I’ve heard many colleagues say how excited they are to get rid of virtual church once things go back to normal. If that’s your desire, you still need to plan for making sure your church is actively engaging the post-pandemic global culture of the present age...not the one from 10, 20, 50, or 100 years ago.
2. Lean into the community I have, not the one I used to have.
Admittedly, this stretching is painful. However, I’m leaning into the community that remains, including the new people God brought to our faith community since the crisis began. I’ve decided to lean into this “new” church where I am pastor, instead of reminiscing about what we used to be. I will never forget those who left. I won’t turn them away if they come back. However, acquiring people isn’t the mission. Our mission is making disciples for the transformation of the world, rather than maintaining membership for the sake of survival.
This time is ripe for pulling together the remnant community to dream about the future. Dreaming is the behavior many pastors stopped engaging during COVID. Some of us stopped imagining what could be new, and thus we could not cast a vision for the future. To be sure, there was a time to take shelter for survival. Now is the time to assess our potential.
While some of those who left our churches were deeply valuable to the work of the church, others were holding us back. Every faith community includes members who create a codependent relationship with a particular ministry, which fills an emotional void within themselves. While this dynamic offers comfort and control to the individual, the ministry can be crippled and limited severely by the intensity of their self-interests. Consider the possibility that this crisis offers you the ability to discern God’s dreams in a new way with less drama!
3. Lean into the promises that God made at my call.

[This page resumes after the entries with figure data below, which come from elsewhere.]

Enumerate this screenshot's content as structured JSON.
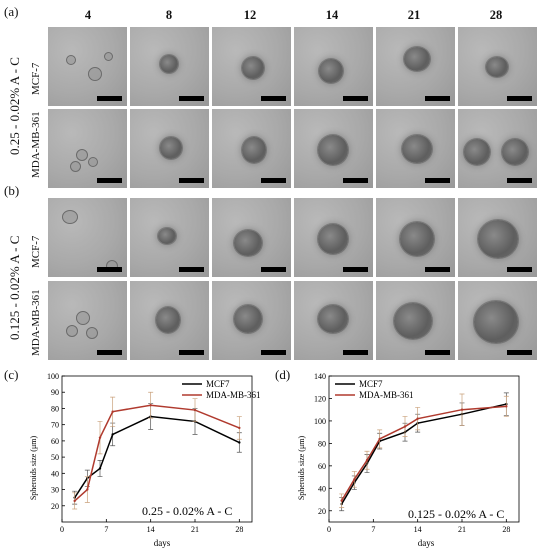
{
  "panel_labels": {
    "a": "(a)",
    "b": "(b)",
    "c": "(c)",
    "d": "(d)"
  },
  "days_header": [
    "4",
    "8",
    "12",
    "14",
    "21",
    "28"
  ],
  "groups": [
    {
      "label": "0.25 - 0.02% A - C",
      "rows": [
        "MCF-7",
        "MDA-MB-361"
      ]
    },
    {
      "label": "0.125 - 0.02% A - C",
      "rows": [
        "MCF-7",
        "MDA-MB-361"
      ]
    }
  ],
  "chart_data": [
    {
      "type": "line",
      "annotation": "0.25 - 0.02% A - C",
      "xlabel": "days",
      "ylabel": "Spheroids size (μm)",
      "xlim": [
        0,
        30
      ],
      "ylim": [
        10,
        100
      ],
      "xticks": [
        0,
        7,
        14,
        21,
        28
      ],
      "yticks": [
        20,
        30,
        40,
        50,
        60,
        70,
        80,
        90,
        100
      ],
      "legend": "top-right",
      "x": [
        2,
        4,
        6,
        8,
        14,
        21,
        28
      ],
      "series": [
        {
          "name": "MCF7",
          "color": "#000000",
          "values": [
            25,
            37,
            43,
            64,
            75,
            72,
            59
          ],
          "errors": [
            4,
            5,
            5,
            7,
            8,
            8,
            6
          ]
        },
        {
          "name": "MDA-MB-361",
          "color": "#b03a2e",
          "values": [
            23,
            30,
            62,
            78,
            82,
            79,
            68
          ],
          "errors": [
            5,
            8,
            10,
            9,
            8,
            7,
            7
          ]
        }
      ]
    },
    {
      "type": "line",
      "annotation": "0.125 - 0.02% A - C",
      "xlabel": "days",
      "ylabel": "Spheroids size (μm)",
      "xlim": [
        0,
        30
      ],
      "ylim": [
        10,
        140
      ],
      "xticks": [
        0,
        7,
        14,
        21,
        28
      ],
      "yticks": [
        20,
        40,
        60,
        80,
        100,
        120,
        140
      ],
      "legend": "top-left",
      "x": [
        2,
        4,
        6,
        8,
        12,
        14,
        21,
        28
      ],
      "series": [
        {
          "name": "MCF7",
          "color": "#000000",
          "values": [
            26,
            45,
            62,
            82,
            90,
            98,
            106,
            115
          ],
          "errors": [
            6,
            6,
            8,
            7,
            8,
            8,
            10,
            10
          ]
        },
        {
          "name": "MDA-MB-361",
          "color": "#b03a2e",
          "values": [
            29,
            48,
            65,
            84,
            95,
            102,
            110,
            113
          ],
          "errors": [
            6,
            7,
            8,
            8,
            9,
            10,
            14,
            9
          ]
        }
      ]
    }
  ]
}
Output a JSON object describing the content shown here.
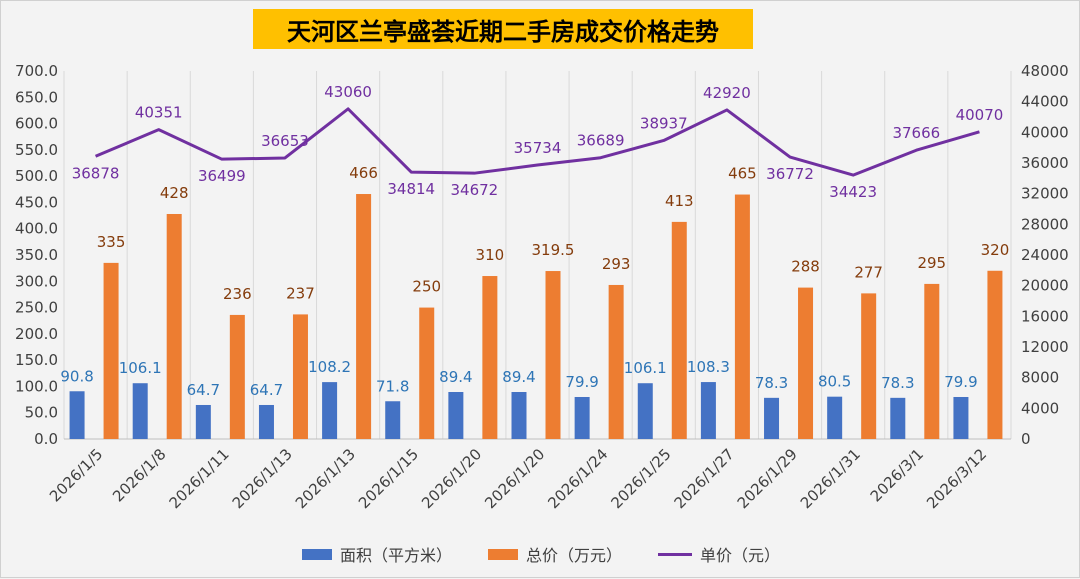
{
  "chart_data": {
    "type": "bar",
    "title": "天河区兰亭盛荟近期二手房成交价格走势",
    "categories": [
      "2026/1/5",
      "2026/1/8",
      "2026/1/11",
      "2026/1/13",
      "2026/1/13",
      "2026/1/15",
      "2026/1/20",
      "2026/1/20",
      "2026/1/24",
      "2026/1/25",
      "2026/1/27",
      "2026/1/29",
      "2026/1/31",
      "2026/3/1",
      "2026/3/12"
    ],
    "series": [
      {
        "name": "面积（平方米）",
        "kind": "bar",
        "axis": "left",
        "color": "#4472c4",
        "values": [
          90.8,
          106.1,
          64.7,
          64.7,
          108.2,
          71.8,
          89.4,
          89.4,
          79.9,
          106.1,
          108.3,
          78.3,
          80.5,
          78.3,
          79.9
        ],
        "labels": [
          "90.8",
          "106.1",
          "64.7",
          "64.7",
          "108.2",
          "71.8",
          "89.4",
          "89.4",
          "79.9",
          "106.1",
          "108.3",
          "78.3",
          "80.5",
          "78.3",
          "79.9"
        ],
        "label_color": "#2e75b6"
      },
      {
        "name": "总价（万元）",
        "kind": "bar",
        "axis": "left",
        "color": "#ed7d31",
        "values": [
          335,
          428,
          236,
          237,
          466,
          250,
          310,
          319.5,
          293,
          413,
          465,
          288,
          277,
          295,
          320
        ],
        "labels": [
          "335",
          "428",
          "236",
          "237",
          "466",
          "250",
          "310",
          "319.5",
          "293",
          "413",
          "465",
          "288",
          "277",
          "295",
          "320"
        ],
        "label_color": "#843c0c"
      },
      {
        "name": "单价（元）",
        "kind": "line",
        "axis": "right",
        "color": "#7030a0",
        "values": [
          36878,
          40351,
          36499,
          36653,
          43060,
          34814,
          34672,
          35734,
          36689,
          38937,
          42920,
          36772,
          34423,
          37666,
          40070
        ],
        "labels": [
          "36878",
          "40351",
          "36499",
          "36653",
          "43060",
          "34814",
          "34672",
          "35734",
          "36689",
          "38937",
          "42920",
          "36772",
          "34423",
          "37666",
          "40070"
        ],
        "label_color": "#7030a0"
      }
    ],
    "y_left": {
      "min": 0,
      "max": 700,
      "step": 50,
      "ticks": [
        "0.0",
        "50.0",
        "100.0",
        "150.0",
        "200.0",
        "250.0",
        "300.0",
        "350.0",
        "400.0",
        "450.0",
        "500.0",
        "550.0",
        "600.0",
        "650.0",
        "700.0"
      ]
    },
    "y_right": {
      "min": 0,
      "max": 48000,
      "step": 4000,
      "ticks": [
        "0",
        "4000",
        "8000",
        "12000",
        "16000",
        "20000",
        "24000",
        "28000",
        "32000",
        "36000",
        "40000",
        "44000",
        "48000"
      ]
    },
    "grid": "vertical",
    "legend": "bottom-center"
  }
}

I am recommitted to leaning into Jesus. One of the greatest temptations in the Christian life, the moment we enter the darkness, is forgetting what God promised us in the light. On several occasions, I admit that my anxiety, fear, and utter confusion got the best of me. It left me clutching and controlling my ministry as if God didn’t exist. As if God wouldn’t show. As if God didn’t see or care. In a word, I forgot.
Think about it... each leader can chronicle countless examples of God showing up for you. Maybe it was a timely email from a church member when you were at the end of your rope, an act of generosity that helped fill a budgetary need, a worship service that sent people forth with passion as disciples, or the unexpected success of an event or program.
Deuteronomy 8 reminds us that one of the most important practices we engage is to remember who we serve and what God has done. To not forget that if God can do it once, God can do it again.
I remember the day I said yes to God’s call, because I wasn’t the only one who made a promise that day. I refuse to throw in the towel before seeing God’s promises come true for me, for you, for us all.